Recursive Words

The life and times of a work-from-home software and web developer as he fights a house, four women, two cats, idiocy, apathy and procrastination on an almost daily basis.

The re-discovered country

I’m sitting in the dark of the junk room watching the remains of the weekend ebb away from me. Sunday became Monday a minute or two ago. Kacey Musgraves is quietly filling the room with songs about anything and everything while I busy myself with avoiding the arrival of tomorrow.

An old friend reached out across the internet late last night. The few words we exchanged provided the catalyst for yet another damn fool Internet escapade. Another crusade I don’t really have time for.

It’s almost like I can’t resist slippery slopes.

You may recall I wrote earlier in the year about searching for a lost tribe. I’m considering mounting an expedition in search of them. Making time to return to the fold at WordPress and Tumblr. I have no idea what or who I might re-discover, but that will be part of the fun.

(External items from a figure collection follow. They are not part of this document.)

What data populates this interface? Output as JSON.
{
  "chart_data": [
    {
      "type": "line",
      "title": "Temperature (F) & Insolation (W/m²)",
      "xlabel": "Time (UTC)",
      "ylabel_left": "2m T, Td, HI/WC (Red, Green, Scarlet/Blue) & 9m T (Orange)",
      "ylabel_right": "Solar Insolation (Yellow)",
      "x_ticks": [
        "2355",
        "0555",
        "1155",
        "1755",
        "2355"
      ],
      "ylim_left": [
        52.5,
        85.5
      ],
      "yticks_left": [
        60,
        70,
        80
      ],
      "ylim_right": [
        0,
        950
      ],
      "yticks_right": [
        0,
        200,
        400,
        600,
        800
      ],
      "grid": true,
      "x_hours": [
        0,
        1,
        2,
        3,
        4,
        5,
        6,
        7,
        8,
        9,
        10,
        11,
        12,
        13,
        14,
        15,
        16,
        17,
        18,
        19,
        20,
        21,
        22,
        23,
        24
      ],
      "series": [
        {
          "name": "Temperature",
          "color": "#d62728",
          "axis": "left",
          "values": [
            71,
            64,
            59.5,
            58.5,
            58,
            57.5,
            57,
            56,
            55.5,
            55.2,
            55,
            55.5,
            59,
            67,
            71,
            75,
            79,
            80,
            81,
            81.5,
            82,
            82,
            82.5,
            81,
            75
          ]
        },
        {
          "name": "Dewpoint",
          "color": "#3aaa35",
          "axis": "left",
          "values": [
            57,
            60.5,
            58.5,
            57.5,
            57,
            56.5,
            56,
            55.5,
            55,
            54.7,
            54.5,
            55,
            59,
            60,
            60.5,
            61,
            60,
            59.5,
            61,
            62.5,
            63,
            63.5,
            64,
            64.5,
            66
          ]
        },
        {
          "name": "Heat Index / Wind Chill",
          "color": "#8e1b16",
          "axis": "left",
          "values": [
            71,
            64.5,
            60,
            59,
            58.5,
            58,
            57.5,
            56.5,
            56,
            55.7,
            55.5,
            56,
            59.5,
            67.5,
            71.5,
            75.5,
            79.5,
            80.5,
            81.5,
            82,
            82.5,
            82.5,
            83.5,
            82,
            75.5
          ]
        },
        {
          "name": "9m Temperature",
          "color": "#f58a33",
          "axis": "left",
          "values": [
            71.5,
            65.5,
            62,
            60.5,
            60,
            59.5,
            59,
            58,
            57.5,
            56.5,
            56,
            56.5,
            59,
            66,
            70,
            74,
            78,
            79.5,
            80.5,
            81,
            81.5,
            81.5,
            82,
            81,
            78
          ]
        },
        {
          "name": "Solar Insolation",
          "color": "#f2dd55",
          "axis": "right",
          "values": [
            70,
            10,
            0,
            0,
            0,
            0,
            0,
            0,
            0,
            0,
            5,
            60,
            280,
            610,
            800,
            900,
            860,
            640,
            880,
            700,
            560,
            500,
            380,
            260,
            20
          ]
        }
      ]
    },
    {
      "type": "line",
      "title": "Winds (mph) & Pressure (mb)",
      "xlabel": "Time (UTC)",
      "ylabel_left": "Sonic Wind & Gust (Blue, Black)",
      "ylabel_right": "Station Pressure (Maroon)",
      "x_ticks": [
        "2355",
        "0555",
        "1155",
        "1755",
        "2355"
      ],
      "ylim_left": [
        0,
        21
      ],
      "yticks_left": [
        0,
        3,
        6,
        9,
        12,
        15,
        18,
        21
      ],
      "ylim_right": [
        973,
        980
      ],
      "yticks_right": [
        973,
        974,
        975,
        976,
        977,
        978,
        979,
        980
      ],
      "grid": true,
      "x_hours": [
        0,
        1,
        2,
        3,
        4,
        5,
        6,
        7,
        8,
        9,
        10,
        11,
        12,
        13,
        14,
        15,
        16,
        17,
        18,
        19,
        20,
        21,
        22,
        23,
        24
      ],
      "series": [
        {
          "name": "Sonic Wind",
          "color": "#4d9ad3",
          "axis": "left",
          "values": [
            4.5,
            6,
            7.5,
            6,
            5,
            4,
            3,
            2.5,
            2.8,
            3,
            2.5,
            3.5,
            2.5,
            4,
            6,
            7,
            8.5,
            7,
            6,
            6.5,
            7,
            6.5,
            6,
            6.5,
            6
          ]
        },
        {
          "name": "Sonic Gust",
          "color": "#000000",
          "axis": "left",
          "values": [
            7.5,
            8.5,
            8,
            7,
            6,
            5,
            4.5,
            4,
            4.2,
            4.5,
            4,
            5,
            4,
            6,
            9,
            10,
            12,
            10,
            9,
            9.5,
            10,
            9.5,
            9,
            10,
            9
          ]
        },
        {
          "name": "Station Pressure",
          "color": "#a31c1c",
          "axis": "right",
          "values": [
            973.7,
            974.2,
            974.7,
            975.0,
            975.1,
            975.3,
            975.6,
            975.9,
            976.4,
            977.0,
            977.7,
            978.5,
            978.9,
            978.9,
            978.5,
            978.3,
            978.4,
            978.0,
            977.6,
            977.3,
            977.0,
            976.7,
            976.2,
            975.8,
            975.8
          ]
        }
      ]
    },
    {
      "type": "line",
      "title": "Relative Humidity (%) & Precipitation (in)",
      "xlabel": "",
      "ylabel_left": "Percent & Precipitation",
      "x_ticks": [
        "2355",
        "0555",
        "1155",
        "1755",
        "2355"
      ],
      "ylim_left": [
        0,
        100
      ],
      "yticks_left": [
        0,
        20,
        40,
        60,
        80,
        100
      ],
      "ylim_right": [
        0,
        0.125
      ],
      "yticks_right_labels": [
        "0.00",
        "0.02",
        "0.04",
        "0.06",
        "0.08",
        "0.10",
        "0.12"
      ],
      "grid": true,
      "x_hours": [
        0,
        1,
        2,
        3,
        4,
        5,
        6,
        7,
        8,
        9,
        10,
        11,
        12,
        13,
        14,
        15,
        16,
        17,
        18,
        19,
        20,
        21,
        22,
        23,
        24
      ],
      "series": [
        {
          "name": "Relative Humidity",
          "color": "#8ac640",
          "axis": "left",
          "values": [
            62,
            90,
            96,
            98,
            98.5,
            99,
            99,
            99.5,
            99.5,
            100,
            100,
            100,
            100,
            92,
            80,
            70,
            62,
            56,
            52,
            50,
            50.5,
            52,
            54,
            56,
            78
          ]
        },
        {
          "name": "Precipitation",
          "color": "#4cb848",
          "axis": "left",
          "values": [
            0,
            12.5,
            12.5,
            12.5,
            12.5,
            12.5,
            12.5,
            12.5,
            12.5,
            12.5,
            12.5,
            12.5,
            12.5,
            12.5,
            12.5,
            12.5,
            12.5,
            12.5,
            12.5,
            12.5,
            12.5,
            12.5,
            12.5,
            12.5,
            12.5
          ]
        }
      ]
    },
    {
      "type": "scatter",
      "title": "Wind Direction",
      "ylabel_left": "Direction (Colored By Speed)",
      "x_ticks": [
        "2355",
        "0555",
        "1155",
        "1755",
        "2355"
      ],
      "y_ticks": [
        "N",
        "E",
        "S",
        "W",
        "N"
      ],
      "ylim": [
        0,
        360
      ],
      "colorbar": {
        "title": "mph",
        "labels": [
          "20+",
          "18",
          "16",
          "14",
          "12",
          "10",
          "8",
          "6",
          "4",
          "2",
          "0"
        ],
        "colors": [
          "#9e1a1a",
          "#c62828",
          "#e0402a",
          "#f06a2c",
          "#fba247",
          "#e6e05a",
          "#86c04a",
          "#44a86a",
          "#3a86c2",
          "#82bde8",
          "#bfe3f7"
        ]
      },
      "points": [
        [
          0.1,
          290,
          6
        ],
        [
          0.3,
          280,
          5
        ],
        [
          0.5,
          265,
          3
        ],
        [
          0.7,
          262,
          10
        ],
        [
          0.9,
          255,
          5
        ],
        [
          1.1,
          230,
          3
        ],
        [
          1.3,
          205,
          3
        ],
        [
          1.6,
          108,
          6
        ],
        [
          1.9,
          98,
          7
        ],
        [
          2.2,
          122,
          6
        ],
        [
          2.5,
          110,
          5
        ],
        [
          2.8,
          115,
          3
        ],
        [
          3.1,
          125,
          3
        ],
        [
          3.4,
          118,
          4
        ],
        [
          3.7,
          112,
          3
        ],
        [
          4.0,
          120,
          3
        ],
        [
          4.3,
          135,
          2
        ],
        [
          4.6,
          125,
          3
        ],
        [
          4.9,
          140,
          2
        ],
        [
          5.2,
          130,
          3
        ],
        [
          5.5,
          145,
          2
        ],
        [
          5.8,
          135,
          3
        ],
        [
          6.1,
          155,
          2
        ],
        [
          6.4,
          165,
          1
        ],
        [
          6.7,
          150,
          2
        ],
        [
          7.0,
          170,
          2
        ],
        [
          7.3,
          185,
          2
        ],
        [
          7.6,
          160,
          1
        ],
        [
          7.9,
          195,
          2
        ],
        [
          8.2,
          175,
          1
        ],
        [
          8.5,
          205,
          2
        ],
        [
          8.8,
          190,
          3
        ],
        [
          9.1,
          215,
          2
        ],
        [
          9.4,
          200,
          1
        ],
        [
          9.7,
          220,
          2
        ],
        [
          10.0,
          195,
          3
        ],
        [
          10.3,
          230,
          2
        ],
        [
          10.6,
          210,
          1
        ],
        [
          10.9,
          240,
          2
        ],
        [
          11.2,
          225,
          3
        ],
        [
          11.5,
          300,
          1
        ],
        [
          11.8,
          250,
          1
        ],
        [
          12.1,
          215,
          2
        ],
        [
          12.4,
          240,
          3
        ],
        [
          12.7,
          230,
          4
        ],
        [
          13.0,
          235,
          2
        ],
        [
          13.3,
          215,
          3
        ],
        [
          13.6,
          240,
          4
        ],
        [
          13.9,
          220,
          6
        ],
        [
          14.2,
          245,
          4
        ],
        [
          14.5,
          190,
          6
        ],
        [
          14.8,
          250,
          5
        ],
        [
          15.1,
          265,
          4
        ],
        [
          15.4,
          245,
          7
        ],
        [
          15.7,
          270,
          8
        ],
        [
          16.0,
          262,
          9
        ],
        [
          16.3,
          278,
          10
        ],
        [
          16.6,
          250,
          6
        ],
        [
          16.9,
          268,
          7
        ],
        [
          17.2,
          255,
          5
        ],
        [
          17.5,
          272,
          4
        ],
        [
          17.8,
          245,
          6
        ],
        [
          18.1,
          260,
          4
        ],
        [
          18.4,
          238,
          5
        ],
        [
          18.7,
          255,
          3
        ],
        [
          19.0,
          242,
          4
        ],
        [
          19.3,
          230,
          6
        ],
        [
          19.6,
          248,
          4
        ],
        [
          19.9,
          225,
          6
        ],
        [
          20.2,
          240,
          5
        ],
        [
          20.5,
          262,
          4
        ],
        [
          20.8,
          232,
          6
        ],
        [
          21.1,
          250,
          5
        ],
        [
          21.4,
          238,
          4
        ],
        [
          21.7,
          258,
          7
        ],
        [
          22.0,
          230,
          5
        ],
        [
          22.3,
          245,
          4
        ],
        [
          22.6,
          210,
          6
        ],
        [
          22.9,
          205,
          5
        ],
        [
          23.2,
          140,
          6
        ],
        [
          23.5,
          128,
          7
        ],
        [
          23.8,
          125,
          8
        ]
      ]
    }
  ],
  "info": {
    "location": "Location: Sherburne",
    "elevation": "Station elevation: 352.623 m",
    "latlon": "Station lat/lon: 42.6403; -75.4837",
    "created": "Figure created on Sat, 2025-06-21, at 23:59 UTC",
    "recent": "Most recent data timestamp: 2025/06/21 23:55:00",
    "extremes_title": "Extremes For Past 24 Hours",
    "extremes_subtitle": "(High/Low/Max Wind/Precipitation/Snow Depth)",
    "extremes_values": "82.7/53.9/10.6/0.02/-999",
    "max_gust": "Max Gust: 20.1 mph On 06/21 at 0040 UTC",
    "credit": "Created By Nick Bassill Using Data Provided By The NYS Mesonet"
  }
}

Not so much the undiscovered country, as the re-discovered country.

I often hear people talk about “losing touch” as if their connections are forever broken. I prefer to think of them as misplaced. The thing about things you mis-place is they are still there.

While trying to make sense of it all in the past, I’ve drawn a parallel with leaves on a river – quite unexpectedly crossing paths, travelling together for a time before being pulled apart by the turbulent currents that life throws at us. While you might lose sight of them in the chaos, you never forget. We change each other.

I’ve always thought the internet has a funny way of bending time and space – bringing you back to the same bends of the same rivers over and over again.

In the “re-discovered country,” nobody is ever truly gone. They are just waiting for the right catalyst—a late-night message, a shared song, a sudden urge to log back into a forgotten dashboard.

Perhaps we leave bits of ourselves behind – paragraphs, photos, fragments of thought. Perhaps they are like breadcrumbs that eventually lead us back to one another.

I suppose it’s a realisation of sorts – that the most wonderful people have been  woven into the fabric of my story. No matter how far the river carries me, we’ll cross paths again eventually.

It’s almost like the cogs of the great machine were designed for a greater purpose. In the end, its waters always find a way to bring us back to the same shores.